Même s’il est bien connu que nul n’est prophète en son pays, Pierre Clerget méritait sans doute tout autre chose que le semi-oubli. Si son nom demeure, tout au moins pour les amateurs éclairés, lié aux moteurs d’aviation à huile lourde (selon les principes de Rudolf Diesel qui accordera un certain intérêt aux travaux de l’ingénieur français), ses réalisations et son existence n’ont jamais fait l’objet d’une étude approfondie et globale. Ingénieur talentueux, Clerget n’aura pas laissé une empreinte à sa mesure. Motoriste d’avant-garde, il équipera plusieurs milliers d’appareils, tant civils que militaires, et surtout réalisera en 1928 un premier moteur d’avion à huile lourde (diesel), sensiblement à la même époque que sortait de chez Junkers le Jumo 205 qui équipa le Do 18. Davantage chercheur qu’industriel madré, Clerget connut une carrière alternant grande renommée et éclipses, avant de perdre la vie en 1943 dans de troublantes circonstances.
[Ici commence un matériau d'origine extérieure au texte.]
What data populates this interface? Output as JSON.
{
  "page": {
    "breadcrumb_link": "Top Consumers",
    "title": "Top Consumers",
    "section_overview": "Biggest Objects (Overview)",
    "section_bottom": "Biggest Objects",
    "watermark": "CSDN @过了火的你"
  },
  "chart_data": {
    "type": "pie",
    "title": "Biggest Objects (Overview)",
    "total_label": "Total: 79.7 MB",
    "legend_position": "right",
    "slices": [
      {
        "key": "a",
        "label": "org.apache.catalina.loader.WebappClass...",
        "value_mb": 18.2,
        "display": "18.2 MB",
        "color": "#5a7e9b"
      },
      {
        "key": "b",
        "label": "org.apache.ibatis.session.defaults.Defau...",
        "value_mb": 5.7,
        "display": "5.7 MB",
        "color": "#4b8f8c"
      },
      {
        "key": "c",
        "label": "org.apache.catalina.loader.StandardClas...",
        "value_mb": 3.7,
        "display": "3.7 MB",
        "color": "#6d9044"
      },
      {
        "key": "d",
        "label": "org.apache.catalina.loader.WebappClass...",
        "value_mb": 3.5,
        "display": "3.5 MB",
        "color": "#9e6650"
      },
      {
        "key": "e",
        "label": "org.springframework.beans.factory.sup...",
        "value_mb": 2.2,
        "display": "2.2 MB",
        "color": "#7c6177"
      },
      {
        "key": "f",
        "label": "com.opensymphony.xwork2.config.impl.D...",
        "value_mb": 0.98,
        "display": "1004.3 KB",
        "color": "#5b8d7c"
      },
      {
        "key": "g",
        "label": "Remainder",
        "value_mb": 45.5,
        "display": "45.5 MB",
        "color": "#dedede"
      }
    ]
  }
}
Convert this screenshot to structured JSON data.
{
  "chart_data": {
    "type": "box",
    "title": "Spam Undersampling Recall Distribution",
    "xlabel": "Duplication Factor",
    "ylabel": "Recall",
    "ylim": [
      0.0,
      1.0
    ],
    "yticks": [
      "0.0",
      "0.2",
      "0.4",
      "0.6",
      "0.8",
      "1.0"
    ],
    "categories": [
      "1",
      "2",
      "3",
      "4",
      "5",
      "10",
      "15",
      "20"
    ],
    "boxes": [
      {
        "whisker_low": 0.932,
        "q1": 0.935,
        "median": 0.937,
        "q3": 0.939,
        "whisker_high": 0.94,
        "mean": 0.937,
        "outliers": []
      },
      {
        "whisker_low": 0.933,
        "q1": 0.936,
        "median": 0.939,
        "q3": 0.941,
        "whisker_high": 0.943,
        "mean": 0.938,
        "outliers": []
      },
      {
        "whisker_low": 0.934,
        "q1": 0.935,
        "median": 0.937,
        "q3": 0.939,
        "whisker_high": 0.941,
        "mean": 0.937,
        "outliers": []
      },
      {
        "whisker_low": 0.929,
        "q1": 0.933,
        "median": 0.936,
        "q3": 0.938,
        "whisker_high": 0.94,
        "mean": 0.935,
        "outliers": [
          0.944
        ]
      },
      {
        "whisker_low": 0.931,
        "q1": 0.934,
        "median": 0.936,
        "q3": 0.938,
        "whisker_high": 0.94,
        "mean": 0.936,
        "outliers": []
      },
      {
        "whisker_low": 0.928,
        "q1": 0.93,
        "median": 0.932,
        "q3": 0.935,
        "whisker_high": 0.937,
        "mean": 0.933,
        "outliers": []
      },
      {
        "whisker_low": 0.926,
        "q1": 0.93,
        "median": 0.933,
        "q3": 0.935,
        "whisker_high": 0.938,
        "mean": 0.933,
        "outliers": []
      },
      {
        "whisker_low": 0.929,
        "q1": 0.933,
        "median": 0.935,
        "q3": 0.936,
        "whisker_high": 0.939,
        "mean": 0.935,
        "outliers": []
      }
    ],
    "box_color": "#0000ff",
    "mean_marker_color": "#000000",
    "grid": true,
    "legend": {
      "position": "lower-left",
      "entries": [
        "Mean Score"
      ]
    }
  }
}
Si la littérature aéronautique francophone n’est pas avare en matière de biographies de pilotes, elle se montre bien ladre et ce qui concerne les constructeurs, et davantage encore quant aux ingénieurs et motoristes. Cet ouvrage est donc le bienvenu, d’autant plus qu’il ne manque pas de qualités. Il eût été incongru d’évoquer en profondeur la personnalité et la vie de Pierre Clerget sans aborder ses réalisations. Gérard Hartmann, à qui l’on doit Lioré et Olivier, un grand constructeur aéronautique, a réussi à marier habilement l’aspect humain et le volet technique, ceci de manière vivante et accessible. L’ouvrage est bien documenté, agrémenté de nombreuses photographies d’époque, de croquis et dessins techniques, de tableaux, et pas moins de 95 pages d’annexes, sans compter les indispensables notes de bas de page : un livre tout à fait à la hauteur de son sujet, passionnant et de lecture agréable. Saluons l’entreprise de Gérard Hartmann : rendre sa place à Pierre Clerget, et ce avec sérieux sans aridité ni sécheresse technicienne, est de toute évidence une œuvre salutaire : pari gagné.
Philippe Ballarini
464 pages, 14,5 x 23 cm, couverture souple.
– Préface de Gérard Pommier.
– Postface : Pierre Clerget, mon père, par Marie-Henriette Clerget.
– Coup de cœur Aérobibliothèque 2004.